Gewisselijk, dan zal Ik tot de volken een reine spraak wenden; opdat zij allen den Naam des HEEREN aanroepen, opdat zij Hem dienen met een eenparigen schouder.
10 From beyond the rivers of Cush, My supplicants, The daughter of My scattered ones, Bring My present.
Van de zijden der rivieren der Moren zullen Mijn ernstige aanbidders, met de dochter Mijner verstrooiden, Mijn offeranden brengen.
11 In that day you are not ashamed because of any of your actions, With which you have transgressed against Me, For then I turn aside from your midst The exulting ones of your excellence, And you are to be haughty no longer, In My holy mountain.
Te dien dage zult gij niet beschaamd wezen vanwege al uw handelingen, waarmede gij tegen Mij overtreden hebt; want alsdan zal Ik uit het midden van u wegnemen, die van vreugde opspringen over uw hovaardij, en gij zult u voortaan niet meer verheffen om Mijns heiligen bergs wil.
12 And I have left in your midst a people humble and poor, And they have trusted in the Name of YHWH.
Maar Ik zal in het midden van u doen overblijven een ellendig en arm volk; die zullen op den Naam des HEEREN betrouwen.
13 The remnant of Israel does no perversity, nor speaks lies, Nor is a deceitful tongue found in their mouth, For they have delight, and have lain down, And there is none troubling.”
De overgeblevenen van Israel zullen geen onrecht doen, noch leugen spreken, en in hun mond zal geen bedriegelijke tong gevonden worden; maar zij zullen weiden en nederliggen, en niemand zal hen verschrikken.
14 Cry aloud, O daughter of Zion, shout, O Israel, Rejoice and exult with the whole heart, O daughter of Jerusalem.
Zing vrolijk, gij dochter Sions, juich, Israel; wees blijde, en spring op van vreugde van ganser harte, gij dochter Jeruzalems!
15 YHWH has turned aside your judgments, He has faced your enemy, The King of Israel, YHWH, [is] in your midst, You see evil no more.
De HEERE heeft uw oordelen weggenomen, Hij heeft uw vijand weggevaagd; de Koning Israels, de HEERE, is in het midden van u, gij zult geen kwaad meer zien.
16 In that day it is said to Jerusalem, “Do not fear, O Zion, Do not let your hands be feeble.
Te dien dage zal tot Jeruzalem gezegd worden: Vrees niet, o Sion! laat uw handen niet slap worden.

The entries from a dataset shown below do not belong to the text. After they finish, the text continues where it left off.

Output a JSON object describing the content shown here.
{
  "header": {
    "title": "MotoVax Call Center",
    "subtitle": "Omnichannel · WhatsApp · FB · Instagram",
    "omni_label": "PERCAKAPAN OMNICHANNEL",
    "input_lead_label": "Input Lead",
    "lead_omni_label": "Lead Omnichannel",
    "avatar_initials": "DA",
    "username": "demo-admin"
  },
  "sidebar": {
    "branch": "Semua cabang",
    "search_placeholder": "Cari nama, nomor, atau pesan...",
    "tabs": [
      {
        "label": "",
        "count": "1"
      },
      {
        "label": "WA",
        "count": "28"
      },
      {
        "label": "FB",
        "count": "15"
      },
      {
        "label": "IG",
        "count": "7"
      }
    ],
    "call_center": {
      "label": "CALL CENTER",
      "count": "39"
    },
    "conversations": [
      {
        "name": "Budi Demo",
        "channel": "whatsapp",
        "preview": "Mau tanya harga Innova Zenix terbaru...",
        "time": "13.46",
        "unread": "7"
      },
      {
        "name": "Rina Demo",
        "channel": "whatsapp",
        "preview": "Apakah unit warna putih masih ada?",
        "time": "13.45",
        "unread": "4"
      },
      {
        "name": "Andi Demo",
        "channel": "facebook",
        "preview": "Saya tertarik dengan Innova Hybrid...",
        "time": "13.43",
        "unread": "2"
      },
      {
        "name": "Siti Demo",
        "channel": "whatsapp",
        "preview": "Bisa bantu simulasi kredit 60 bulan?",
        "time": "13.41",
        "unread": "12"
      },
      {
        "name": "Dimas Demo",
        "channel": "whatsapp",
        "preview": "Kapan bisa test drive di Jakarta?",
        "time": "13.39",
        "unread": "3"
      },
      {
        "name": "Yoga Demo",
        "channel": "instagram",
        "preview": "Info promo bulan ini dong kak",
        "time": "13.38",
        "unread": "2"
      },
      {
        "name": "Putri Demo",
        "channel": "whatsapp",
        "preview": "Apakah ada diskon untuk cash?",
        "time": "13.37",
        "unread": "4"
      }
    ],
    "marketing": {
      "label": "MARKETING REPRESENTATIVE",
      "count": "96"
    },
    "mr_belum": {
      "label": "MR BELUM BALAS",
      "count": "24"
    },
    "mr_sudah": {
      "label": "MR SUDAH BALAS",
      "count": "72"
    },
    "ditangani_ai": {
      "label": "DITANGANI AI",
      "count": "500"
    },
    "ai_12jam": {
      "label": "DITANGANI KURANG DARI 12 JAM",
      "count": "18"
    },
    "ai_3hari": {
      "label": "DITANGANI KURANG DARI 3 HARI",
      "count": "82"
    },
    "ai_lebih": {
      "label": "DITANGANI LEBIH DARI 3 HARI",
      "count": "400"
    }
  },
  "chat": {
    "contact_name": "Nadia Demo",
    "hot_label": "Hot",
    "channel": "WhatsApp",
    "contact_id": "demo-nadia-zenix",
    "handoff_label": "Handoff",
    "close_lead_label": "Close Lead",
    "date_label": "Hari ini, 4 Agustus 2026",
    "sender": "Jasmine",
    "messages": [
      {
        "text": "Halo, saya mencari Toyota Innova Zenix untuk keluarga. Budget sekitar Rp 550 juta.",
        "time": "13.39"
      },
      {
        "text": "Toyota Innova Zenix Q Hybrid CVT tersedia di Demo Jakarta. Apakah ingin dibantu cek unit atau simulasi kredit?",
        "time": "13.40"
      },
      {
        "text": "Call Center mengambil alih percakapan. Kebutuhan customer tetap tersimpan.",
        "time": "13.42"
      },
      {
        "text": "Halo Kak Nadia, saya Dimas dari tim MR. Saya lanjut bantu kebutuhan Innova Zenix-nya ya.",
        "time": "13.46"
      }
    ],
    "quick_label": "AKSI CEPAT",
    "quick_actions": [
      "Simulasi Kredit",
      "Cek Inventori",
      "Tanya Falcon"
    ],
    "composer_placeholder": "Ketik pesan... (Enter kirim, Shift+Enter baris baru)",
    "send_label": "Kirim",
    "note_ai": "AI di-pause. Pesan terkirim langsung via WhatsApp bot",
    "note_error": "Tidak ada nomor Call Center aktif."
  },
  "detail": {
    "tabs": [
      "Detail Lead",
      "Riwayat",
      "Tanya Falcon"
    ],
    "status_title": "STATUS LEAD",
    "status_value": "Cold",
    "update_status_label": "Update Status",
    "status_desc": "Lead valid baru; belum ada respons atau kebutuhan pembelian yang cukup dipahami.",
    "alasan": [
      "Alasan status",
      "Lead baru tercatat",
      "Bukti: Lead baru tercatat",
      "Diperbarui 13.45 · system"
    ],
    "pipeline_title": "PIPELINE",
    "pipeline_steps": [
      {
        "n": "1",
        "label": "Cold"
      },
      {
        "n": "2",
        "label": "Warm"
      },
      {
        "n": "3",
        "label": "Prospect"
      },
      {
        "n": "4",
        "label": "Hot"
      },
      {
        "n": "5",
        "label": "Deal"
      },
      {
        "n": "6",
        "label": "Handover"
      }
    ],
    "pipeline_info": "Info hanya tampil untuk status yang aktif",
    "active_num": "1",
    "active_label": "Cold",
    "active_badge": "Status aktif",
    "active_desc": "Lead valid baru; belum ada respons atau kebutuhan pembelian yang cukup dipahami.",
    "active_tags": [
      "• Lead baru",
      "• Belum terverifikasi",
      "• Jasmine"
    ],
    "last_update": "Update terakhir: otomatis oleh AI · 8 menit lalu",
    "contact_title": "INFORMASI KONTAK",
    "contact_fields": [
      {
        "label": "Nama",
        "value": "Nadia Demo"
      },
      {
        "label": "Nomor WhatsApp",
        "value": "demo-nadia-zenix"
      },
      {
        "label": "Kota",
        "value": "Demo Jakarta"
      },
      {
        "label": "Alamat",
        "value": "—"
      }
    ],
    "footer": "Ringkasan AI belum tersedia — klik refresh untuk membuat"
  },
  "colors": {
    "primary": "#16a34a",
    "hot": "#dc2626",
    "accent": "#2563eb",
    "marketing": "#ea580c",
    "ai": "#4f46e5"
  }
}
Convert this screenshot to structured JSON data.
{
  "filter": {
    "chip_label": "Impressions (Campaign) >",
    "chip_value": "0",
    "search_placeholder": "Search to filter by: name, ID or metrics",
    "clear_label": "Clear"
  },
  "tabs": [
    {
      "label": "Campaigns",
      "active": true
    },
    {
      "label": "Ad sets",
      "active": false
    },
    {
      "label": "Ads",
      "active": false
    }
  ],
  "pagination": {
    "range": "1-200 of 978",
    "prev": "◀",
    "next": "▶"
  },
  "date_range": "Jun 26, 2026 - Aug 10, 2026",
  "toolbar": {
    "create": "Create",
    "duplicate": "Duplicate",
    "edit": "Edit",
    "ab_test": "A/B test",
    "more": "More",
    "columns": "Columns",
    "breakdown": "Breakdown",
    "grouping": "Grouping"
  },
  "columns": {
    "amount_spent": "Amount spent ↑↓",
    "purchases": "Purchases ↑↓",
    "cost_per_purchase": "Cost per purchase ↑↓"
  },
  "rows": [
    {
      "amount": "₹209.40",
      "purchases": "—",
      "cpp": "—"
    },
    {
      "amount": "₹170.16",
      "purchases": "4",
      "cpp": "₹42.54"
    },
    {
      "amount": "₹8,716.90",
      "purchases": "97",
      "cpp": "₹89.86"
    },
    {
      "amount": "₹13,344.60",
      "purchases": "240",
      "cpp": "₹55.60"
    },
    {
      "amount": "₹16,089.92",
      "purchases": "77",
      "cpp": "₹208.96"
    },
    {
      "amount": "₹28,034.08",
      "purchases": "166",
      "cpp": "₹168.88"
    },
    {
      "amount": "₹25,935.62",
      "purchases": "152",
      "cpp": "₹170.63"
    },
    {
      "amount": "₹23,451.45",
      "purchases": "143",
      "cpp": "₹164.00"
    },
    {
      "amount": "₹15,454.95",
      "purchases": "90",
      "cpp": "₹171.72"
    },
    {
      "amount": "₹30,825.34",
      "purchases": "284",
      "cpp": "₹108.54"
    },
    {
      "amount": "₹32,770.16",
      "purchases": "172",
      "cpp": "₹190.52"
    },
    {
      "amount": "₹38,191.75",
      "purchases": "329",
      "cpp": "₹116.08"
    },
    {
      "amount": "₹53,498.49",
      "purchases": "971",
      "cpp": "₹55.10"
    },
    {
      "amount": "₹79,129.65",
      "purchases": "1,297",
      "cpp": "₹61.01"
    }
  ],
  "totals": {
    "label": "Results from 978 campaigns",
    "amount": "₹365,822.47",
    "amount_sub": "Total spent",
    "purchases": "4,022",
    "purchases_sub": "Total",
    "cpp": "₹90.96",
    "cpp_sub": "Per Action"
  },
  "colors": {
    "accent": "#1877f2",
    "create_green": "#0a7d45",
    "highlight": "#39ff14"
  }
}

17 Your God YHWH [is] in your midst, A mighty one [to] save, He rejoices over you with joy, He works in His love, He delights over you with singing.”
De HEERE uw God, is in het midden van u, een Held, Die verlossen zal; Hij zal over u vrolijk zijn met blijdschap, Hij zal zwijgen in Zijn liefde, Hij zal Zich over u verheugen met gejuich.
18 “I have gathered My afflicted from the appointed place, They have been bearing reproach from you for her sake.
De bedroefden, om der bijeenkomst wil, zal Ik verzamelen, zij zijn uit u; de schimping is een last op haar.
19 Behold, I am dealing with all afflicting you at that time, And I have saved the halting one, And I gather the ones driven out, And have set them for a praise and for a name, In all the land of their shame.
Ziet, Ik zal te dien tijde al uw verdrukkers verdoen; en Ik zal de hinkenden behoeden, en de uitgestotenen verzamelen; en Ik zal ze stellen tot een lof, en tot een naam, in het ganse land, waar zij beschaamd zijn geweest.
20 At that time I bring you in, Even at the time of My assembling you, For I give you for a name, and for a praise, Among all peoples of the land, In My turning back [to] your captivity before your eyes,” said YHWH!
Te dier tijd zal Ik ulieden herwaarts brengen, ten tijde namelijk, als Ik u verzamelen zal; zekerlijk Ik zal ulieden zetten tot een naam en tot een lof, onder alle volken der aarde, als Ik uw gevangenissen voor uw ogen wenden zal, zegt de HEERE.